Recently, many studies have reported that protein tyrosine phosphatases (PTPs) may negatively control STAT3 signaling pathway (Ahn, Sethi, Sung, Goel, Ralhan & Aggarwal, 2008; Baek et al., 2016a; Baek et al., 2016b; Kim, Morales, Jang, Cho & Kim, 2018). We noted that GGC may have altered STAT3 activation by causing the modulation of PTPs. Interestingly, GGC promoted PTPε expression at protein and mRNA levels. Moreover, GGC could increase PTPε M expression also at mRNA levels. Moreover, the silencing of PTPε expression repudiated GGC-driven attenuation of STAT3 activation and induction of apoptosis. However, how GCC can stimulate PTPε levels and if GCC can also alter, its activity needs additional investigations.

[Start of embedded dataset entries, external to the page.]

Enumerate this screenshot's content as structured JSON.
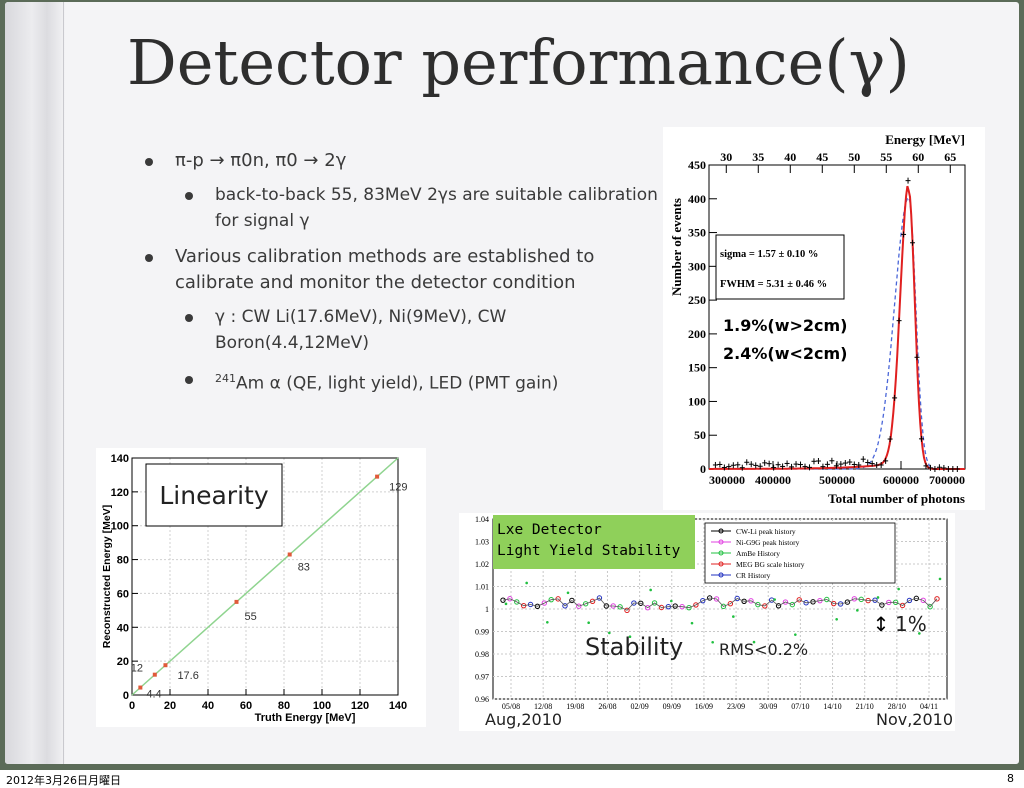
{
  "slide": {
    "title": "Detector performance(γ)",
    "bullets": [
      {
        "level": 1,
        "text": "π-p → π0n, π0 → 2γ"
      },
      {
        "level": 2,
        "text": "back-to-back 55, 83MeV 2γs are suitable calibration for signal γ"
      },
      {
        "level": 1,
        "text": "Various calibration methods are established to calibrate and monitor the detector condition"
      },
      {
        "level": 2,
        "text": "γ : CW Li(17.6MeV), Ni(9MeV), CW Boron(4.4,12MeV)"
      },
      {
        "level": 2,
        "sup": "241",
        "text": "Am α (QE, light yield), LED (PMT gain)"
      }
    ]
  },
  "footer": {
    "date": "2012年3月26日月曜日",
    "page": "8"
  },
  "chart_data": [
    {
      "type": "scatter",
      "title": "Linearity",
      "xlabel": "Truth Energy [MeV]",
      "ylabel": "Reconstructed Energy [MeV]",
      "xlim": [
        0,
        140
      ],
      "ylim": [
        0,
        140
      ],
      "xticks": [
        0,
        20,
        40,
        60,
        80,
        100,
        120,
        140
      ],
      "yticks": [
        0,
        20,
        40,
        60,
        80,
        100,
        120,
        140
      ],
      "points": [
        {
          "x": 4.4,
          "y": 4.4,
          "label": "4.4"
        },
        {
          "x": 12,
          "y": 12,
          "label": "12"
        },
        {
          "x": 17.6,
          "y": 17.6,
          "label": "17.6"
        },
        {
          "x": 55,
          "y": 55,
          "label": "55"
        },
        {
          "x": 83,
          "y": 83,
          "label": "83"
        },
        {
          "x": 129,
          "y": 129,
          "label": "129"
        }
      ],
      "fit_line": [
        [
          0,
          0
        ],
        [
          140,
          140
        ]
      ],
      "colors": {
        "points": "#e05a3a",
        "line": "#8fd48f"
      }
    },
    {
      "type": "line",
      "xlabel": "Total number of photons",
      "ylabel": "Number of events",
      "top_axis_label": "Energy [MeV]",
      "xlim": [
        300000,
        700000
      ],
      "ylim": [
        0,
        450
      ],
      "xticks": [
        300000,
        400000,
        500000,
        600000,
        700000
      ],
      "yticks": [
        0,
        50,
        100,
        150,
        200,
        250,
        300,
        350,
        400,
        450
      ],
      "top_ticks": [
        30,
        35,
        40,
        45,
        50,
        55,
        60,
        65
      ],
      "top_range": [
        27.3,
        67.3
      ],
      "stats": [
        "sigma = 1.57 ± 0.10 %",
        "FWHM = 5.31 ± 0.46 %"
      ],
      "annotations": [
        "1.9%(w>2cm)",
        "2.4%(w<2cm)"
      ],
      "peak": {
        "center": 612000,
        "height": 412
      },
      "colors": {
        "fit": "#e02020",
        "dashed": "#4a66d8",
        "data": "#000000"
      }
    },
    {
      "type": "scatter",
      "title": "Lxe Detector Light Yield Stability",
      "x_ticklabels": [
        "05/08",
        "12/08",
        "19/08",
        "26/08",
        "02/09",
        "09/09",
        "16/09",
        "23/09",
        "30/09",
        "07/10",
        "14/10",
        "21/10",
        "28/10",
        "04/11"
      ],
      "yticks": [
        0.96,
        0.97,
        0.98,
        0.99,
        1,
        1.01,
        1.02,
        1.03,
        1.04
      ],
      "ylim": [
        0.96,
        1.04
      ],
      "legend": [
        "CW-Li peak history",
        "Ni-G9G peak history",
        "AmBe History",
        "MEG BG scale history",
        "CR History"
      ],
      "legend_position": "top-right",
      "stability_label": "Stability",
      "rms_label": "RMS<0.2%",
      "band_label": "1%",
      "start_label": "Aug,2010",
      "end_label": "Nov,2010",
      "colors": {
        "title_bg": "#8fd05a",
        "cw": "#000000",
        "ni": "#e040e0",
        "ambe": "#20c040",
        "meg": "#e02020",
        "cr": "#2030c0"
      }
    }
  ]
}
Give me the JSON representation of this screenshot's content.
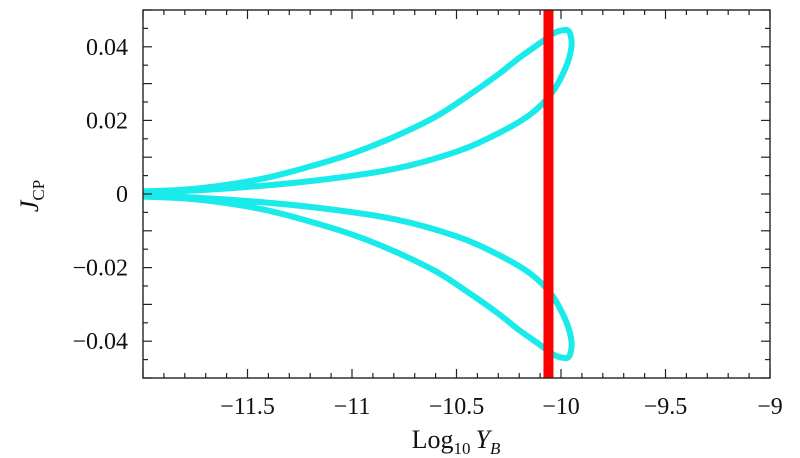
{
  "chart_data": {
    "type": "line",
    "title": "",
    "xlabel": {
      "prefix": "Log",
      "sub": "10",
      "var": "Y",
      "var_sub": "B"
    },
    "ylabel": {
      "var": "J",
      "sub": "CP"
    },
    "xlim": [
      -12.0,
      -9.0
    ],
    "ylim": [
      -0.05,
      0.05
    ],
    "x_ticks": [
      -11.5,
      -11,
      -10.5,
      -10,
      -9.5,
      -9
    ],
    "x_tick_labels": [
      "−11.5",
      "−11",
      "−10.5",
      "−10",
      "−9.5",
      "−9"
    ],
    "y_ticks": [
      0.04,
      0.02,
      0,
      -0.02,
      -0.04
    ],
    "y_tick_labels": [
      "0.04",
      "0.02",
      "0",
      "−0.02",
      "−0.04"
    ],
    "grid": false,
    "series": [
      {
        "color": "#19eaea",
        "points": [
          [
            -12.0,
            0.0007
          ],
          [
            -11.8,
            0.0012
          ],
          [
            -11.6,
            0.0025
          ],
          [
            -11.4,
            0.0045
          ],
          [
            -11.2,
            0.0075
          ],
          [
            -11.0,
            0.011
          ],
          [
            -10.8,
            0.0155
          ],
          [
            -10.6,
            0.021
          ],
          [
            -10.45,
            0.0265
          ],
          [
            -10.3,
            0.0325
          ],
          [
            -10.2,
            0.037
          ],
          [
            -10.1,
            0.041
          ],
          [
            -10.04,
            0.0435
          ],
          [
            -9.99,
            0.0445
          ],
          [
            -9.96,
            0.044
          ],
          [
            -9.95,
            0.04
          ],
          [
            -9.98,
            0.034
          ],
          [
            -10.05,
            0.027
          ],
          [
            -10.15,
            0.0215
          ],
          [
            -10.3,
            0.0165
          ],
          [
            -10.5,
            0.0115
          ],
          [
            -10.8,
            0.0068
          ],
          [
            -11.2,
            0.0035
          ],
          [
            -11.6,
            0.0015
          ],
          [
            -12.0,
            0.0003
          ]
        ]
      },
      {
        "color": "#19eaea",
        "points": [
          [
            -12.0,
            -0.0003
          ],
          [
            -11.6,
            -0.0015
          ],
          [
            -11.2,
            -0.0035
          ],
          [
            -10.8,
            -0.0068
          ],
          [
            -10.5,
            -0.0115
          ],
          [
            -10.3,
            -0.0165
          ],
          [
            -10.15,
            -0.0215
          ],
          [
            -10.05,
            -0.027
          ],
          [
            -9.98,
            -0.034
          ],
          [
            -9.95,
            -0.04
          ],
          [
            -9.96,
            -0.044
          ],
          [
            -9.99,
            -0.0445
          ],
          [
            -10.04,
            -0.0435
          ],
          [
            -10.1,
            -0.041
          ],
          [
            -10.2,
            -0.037
          ],
          [
            -10.3,
            -0.0325
          ],
          [
            -10.45,
            -0.0265
          ],
          [
            -10.6,
            -0.021
          ],
          [
            -10.8,
            -0.0155
          ],
          [
            -11.0,
            -0.011
          ],
          [
            -11.2,
            -0.0075
          ],
          [
            -11.4,
            -0.0045
          ],
          [
            -11.6,
            -0.0025
          ],
          [
            -11.8,
            -0.0012
          ],
          [
            -12.0,
            -0.0007
          ]
        ]
      }
    ],
    "vertical_band": {
      "x": -10.06,
      "color": "#ff0000"
    }
  }
}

It has been reported that reduction of STAT3 activity may decrease the survival ability of tumor cells (Aoki, Feldman & Tosato, 2003). Hence, we observed if GGC could alter proliferation and promote apoptosis in NSCLC cells. GGC induced apoptotic death was detected by cell cycle, annexin V and TUNEL assays. We demonstrated that GGC caused sub-G1 arrest, early apoptosis, and mediated the activation of caspase-3 and PARP. In addition, we noted that GGC dramatically reduced the expression of oncogenic molecules such as anti-apoptotic and metastasis promoting proteins that may contribute to its varying anti-neoplastic activities.
In a NSCLC preclinical model, GGC significantly suppressed lung tumor growth, altered the levels of p-STAT3, PTPε, and caspase-3 in treated groups. These modifications are consonant with its observed in vitro actions and were noted in the absence of any adverse effects. Thus, our preclinical studies imply that GGC may have a potential as a novel therapeutic agent for the management of NSCLC.
In summary, it was noticed that GGC can exert pleiotropic anti-neoplastic effects through modulating STAT3 signaling pathway by affecting the PTPε expression. Taken together, GGC may act as an effective inhibitor of STAT3 phosphorylation and its function can be investigated further in alleviation of different malignancies.